This project is part of the Udacity Nanodegree Program
In this project we'll analyze the interactions that users have with articles on the IBM Watson Studio platform, and make recommendations to them about new articles they'll like.
For this project I will be looking at the interactions that users have with articles on the IBM Watson Studio platform. Below It can be seen an example of what the dashboard could look like displaying articles on the IBM Platform.
Though the above dashboard is just showing the newest articles, you could imagine having a recommendation board available here that shows the articles that are most pertinent to a specific user.
In order to determine which articles to show to each user, a study of the data available on the IBM Watson Studio platform will be performed.
- python 3.7 and above
- pandas
- numpy
- matplotlib
- pickle
- re
- nltk
- sklearn
- jupyter
Two .csv files:
- user-item-interactions.csv: Interactions between users and articles.
- articles_community.csv: Contents of articles.
Before making recommendations of any kind, you will need to explore the data you are working with for the project. Dive in to see what you can find. There are some basic, required questions to be answered about the data you are working with throughout the rest of the notebook. Use this space to explore, before you dive into the details of your recommendation system in the later sections.

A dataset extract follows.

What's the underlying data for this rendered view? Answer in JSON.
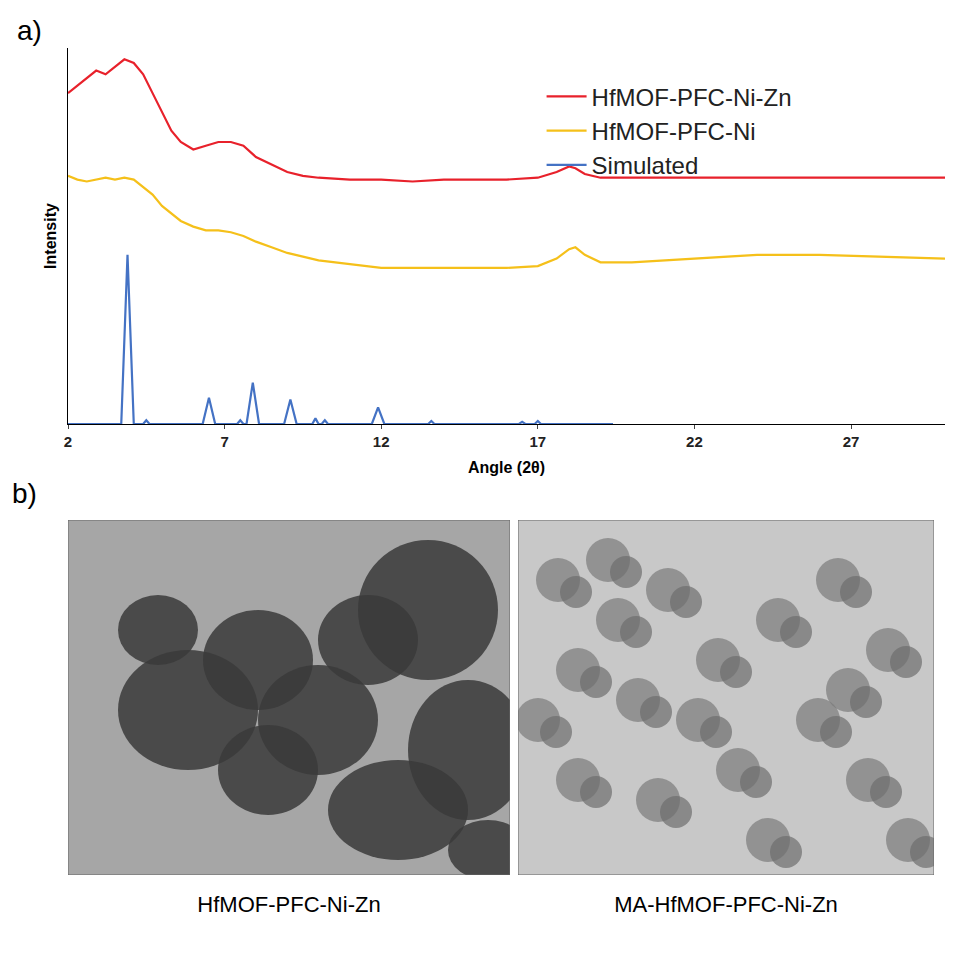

To get started in building recommendations, you will first find the most popular articles simply based on the most interactions. Since there are no ratings for any of the articles, it is easy to assume the articles with the most interactions are the most popular. These are then the articles we might recommend to new users (or anyone depending on what we know about them).
In order to build better recommendations for the users of IBM's platform, we could look at users that are similar in terms of the items they have interacted with. These items could then be recommended to the similar users. This would be a step in the right direction towards more personal recommendations for the users
Given the amount of content available for each article, there are a number of different ways in which someone might choose to implement a content based recommendations system. Using your NLP skills, you might come up with some extremely creative ways to develop a content based recommendation system. You are encouraged to complete a content based recommendation system, but not required to do so to complete this project.
Finally, you will complete a machine learning approach to building recommendations. Using the user-item interactions, you will build out a matrix decomposition. Using your decomposition, you will get an idea of how well you can predict new articles an individual might interact with (spoiler alert - it isn't great). You will finally discuss which methods you might use moving forward, and how you might test how well your recommendations are working for engaging users.
Dataset is provided by Udacity. It is the part of Data Scientist Nanodegree.